Netanyahu contro la Casa Bianca per le sanzioni ai coloni violenti
“Israele agisce contro tutti coloro che violano la legge ovunque si trovino, e dunque non c’era bisogno di provvedimenti drastici su questa materia”: il premier israeliano, Benjamin Netanyahu, ha criticato la decisione della Casa Bianca di imporre sanzioni a quattro coloni cisgiordani colpevoli di violenze nei confronti dei palestinesi. “La gran parte dei residenti di Giudea e Samaria sono cittadini rispettosi della legge, molti dei quali impegnati in servizio attivo e come riservisti per la difesa di Israele”, ha concluso Netanyahu.
Agenzie Onu, “Le conseguenze dello stop ai fondi per l’Unrwa saranno catastrofiche”
I capi di 15 agenzie delle Nazioni Unite hanno avvertito il mondo di non “abbandonare la popolazione di Gaza” dopo che una serie di Paesi ha bloccato i finanziamenti all’Unrwa per le accuse di coinvolgimento negli attacchi di Hamas del 7 ottobre. I presidenti di più di una dozzina di agenzie dell’Onu, tra cui l’Oms e l’Unicef, hanno affermato in una dichiarazione che la sospensione temporanea dei finanziamenti all’Unrwa avrà “conseguenze catastrofiche”.
Unicef, 1 mln bambini ha bisogno di aiuto per salute mentale
Secondo l’Unicef, più di un milione di bambini a Gaza ha bisogno di un supporto per la salute mentale e manifesta crisi emotive e di panico. E circa 17.000 bambini non sono accompagnati o sono stati separati dalle loro famiglie.
“Presentano sintomi come livelli estremamente elevati di ansia persistente, perdita di appetito. Non riescono a dormire, hanno scatti emotivi o vanno in panico ogni volta che sentono un bombardamento”, ha dichiarato Jonathan Crickx, capo della comunicazione dell’Unicef per i Territori Palestinesi Occupati.
“Prima di questa guerra, l’Unicef riteneva che già 500.000 bambini avessero bisogno di supporto per la salute mentale e di sostegno psicosociale a Gaza. Oggi, stimiamo che quasi tutti i bambini abbiano bisogno di tale supporto, e si tratta di oltre 1 milione”, ha detto.
Msf: Diventare madri a Gaza è una sfida quotidiana.
A Gaza, è sempre più difficile per le donne partorienti e i loro figli accedere alle cure mediche pre e post-natali. L’ospedale emiratino di maternità è l’unica struttura rimasta nell’area di Rafah per assistere le donne incinte, ma a causa della continua crescita dei bisogni della popolazione e una carenza di risorse, l’ospedale è ora in grado di rispondere solo ai parti più a rischio e urgenti.
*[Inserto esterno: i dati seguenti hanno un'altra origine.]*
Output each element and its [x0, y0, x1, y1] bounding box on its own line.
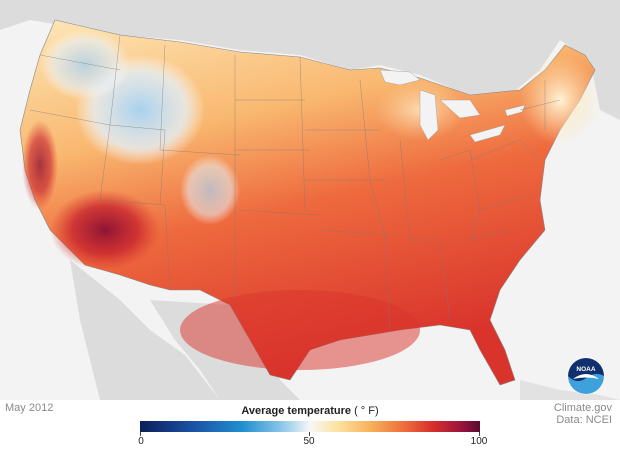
- svg-text:NOAA: NOAA: [576, 366, 595, 373]
- legend-color-bar: [140, 421, 480, 432]
- legend-tick: [309, 432, 310, 436]
- legend-tick: [140, 432, 141, 436]
- noaa-logo-icon: NOAA: [567, 357, 605, 395]
- credit-source: Climate.gov: [553, 402, 612, 414]
- credit-block: Climate.gov Data: NCEI: [554, 402, 612, 426]
- state-boundaries: [29, 34, 561, 331]
- legend-tick-label-min: 0: [138, 436, 144, 447]
- legend-units: ( ° F): [354, 405, 379, 417]
- legend-tick-label-max: 100: [470, 436, 488, 447]
- conus-shape: [19, 19, 600, 386]
- legend-title-text: Average temperature: [241, 405, 351, 417]
- legend-tick: [479, 432, 480, 436]
- legend-title: Average temperature ( ° F): [140, 405, 480, 417]
- credit-data: Data: NCEI: [556, 414, 612, 426]
- date-label: May 2012: [5, 402, 54, 414]
- temperature-map: [0, 0, 620, 400]
- legend-tick-label-mid: 50: [303, 436, 315, 447]
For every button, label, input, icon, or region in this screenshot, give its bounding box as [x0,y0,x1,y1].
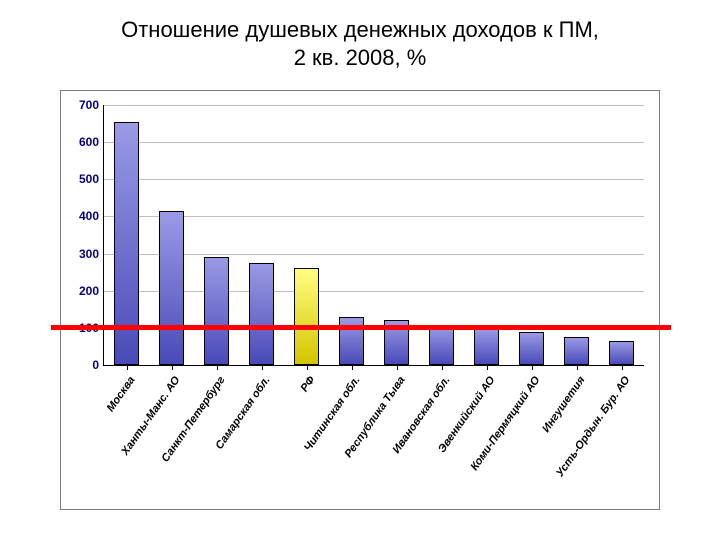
x-tick-label: Эвенкийский АО [395,371,499,512]
bar [519,332,544,365]
x-tick [127,365,128,370]
x-tick [172,365,173,370]
gridline [104,179,644,180]
bar [294,268,319,365]
bar [339,317,364,365]
bar [204,257,229,365]
bar [474,328,499,365]
x-tick-label: Ханты-Манс. АО [80,371,184,512]
x-tick-label: Санкт-Петербург [125,371,229,512]
y-tick-label: 600 [71,135,99,149]
gridline [104,254,644,255]
x-tick [262,365,263,370]
bar [429,326,454,365]
title-line-2: 2 кв. 2008, % [294,45,427,70]
y-tick-label: 400 [71,209,99,223]
y-tick-label: 700 [71,98,99,112]
x-tick-label: Коми-Пермяцкий АО [440,371,544,512]
bar [609,341,634,365]
gridline [104,291,644,292]
x-tick [217,365,218,370]
x-tick [442,365,443,370]
x-tick [577,365,578,370]
chart-frame: 0100200300400500600700 МоскваХанты-Манс.… [60,90,660,510]
gridline [104,142,644,143]
x-tick-label: Самарская обл. [170,371,274,512]
bar [564,337,589,365]
x-tick [487,365,488,370]
chart-title: Отношение душевых денежных доходов к ПМ,… [0,16,720,71]
x-tick [307,365,308,370]
title-line-1: Отношение душевых денежных доходов к ПМ, [121,17,599,42]
x-tick [532,365,533,370]
x-tick-label: Ивановская обл. [350,371,454,512]
x-tick-label: Читинская обл. [260,371,364,512]
x-tick-label: Усть-Ордын. Бур. АО [530,371,634,512]
bar [159,211,184,365]
bar [249,263,274,365]
x-tick [622,365,623,370]
gridline [104,216,644,217]
x-tick [352,365,353,370]
y-tick-label: 500 [71,172,99,186]
y-tick-label: 300 [71,247,99,261]
x-tick-label: Республика Тыва [305,371,409,512]
y-tick-label: 0 [71,358,99,372]
gridline [104,105,644,106]
y-tick-label: 200 [71,284,99,298]
x-tick-label: Москва [35,371,139,512]
reference-line [51,325,671,330]
x-tick-label: РФ [215,371,319,512]
page: Отношение душевых денежных доходов к ПМ,… [0,0,720,540]
x-tick-label: Ингушетия [485,371,589,512]
x-tick [397,365,398,370]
Medici Senza Frontiere è profondamente preoccupata per la crescente mancanza di assistenza ostetrica per le donne a Gaza. Secondo l’Organizzazione Mondiale della Sanità, sono circa 50.000 le donne incinte a Gaza, e circa 20.000 bambini sono nati dall’inizio della guerra, secondo l’Unicef.
A causa della crisi umanitaria in corso – con i servizi sanitari primari inaccessibili e l’impossibilità di raggiungere gli ospedali per mancanza di carburante oltre che la scarsa capacità delle strutture sanitarie ancora funzionanti – le donne in gravidanza a Gaza non hanno avuto accesso ai controlli medici per mesi. Molte sono costrette a partorire in tende di plastica o in edifici pubblici. Chi riesce a partorire in un ospedale, spesso ritorna nel proprio rifugio di fortuna qualche ora dopo aver fatto un parto cesareo.